Finance for renewable energy and climate resilience increased 18% from 2013, calculates Climate Policy Initiative
By Megan Darby
Climate-friendly investments worldwide reached a record US$391 billion in 2014, up 18% from 2013 levels.
Private sources poured US$243 billion into renewable energy, a 26% increase on the previous year. Public investment rose steadily to $148 billion.
That is according to Climate Policy Initiative’s latest climate finance report, which covers flows within national borders as well as from rich to poor countries.
“There is more money than ever before being invested in low carbon and climate resilient action,” said lead author Barbara Buchner. “At the same time, more needs to happen.”
East Asia and the Pacific accounted for $119bn of the total, up 22% by 2013, with China alone the destination for $84bn.
Africa, Latin America, East Asia and the Caribbean received the bulk of funds for adaptation projects.
Experts say trillions will be needed over the coming decades to hold global warming to 2C, the goal of next month’s Paris climate summit.

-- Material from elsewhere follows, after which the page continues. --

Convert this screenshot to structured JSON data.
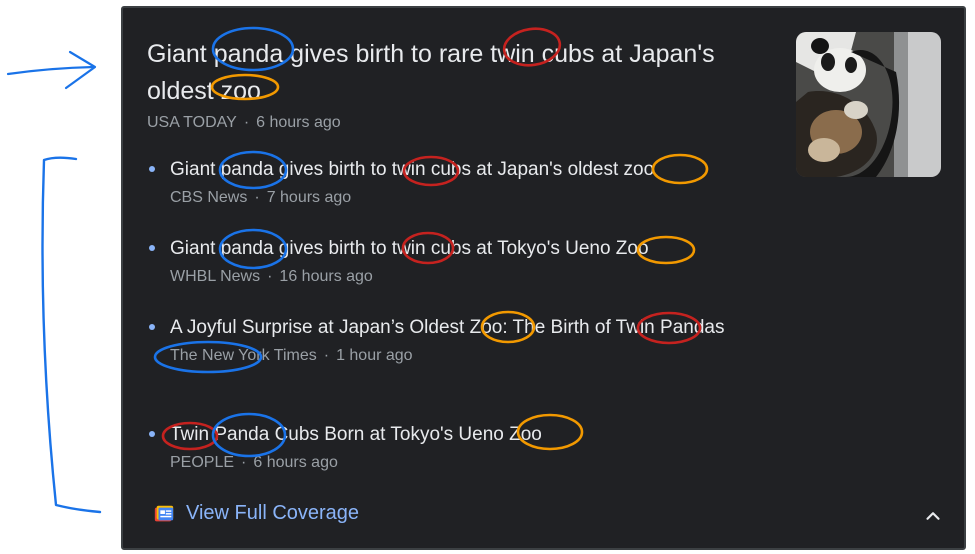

That includes targeted funds to help poorer countries green their economies and protect citizens from the impacts of climate change.
But in 2014 three quarters of the total and 92% of private money was spent in its country of origin.
“If countries get their domestic policy frameworks right, that really can trigger a big change in making money flow,” Buchner told Climate Home.
National contributions submitted to a UN climate deal set out policies in areas like clean energy, flood defences and forest protection for more than 160 countries.
These “give an indication countries are serious about this issue,” said Buchner.
Only 17% of the public finance went towards adaptation, however – measures to guard against weather extremes and sea level rise, which are of particular concern to the world’s poorest.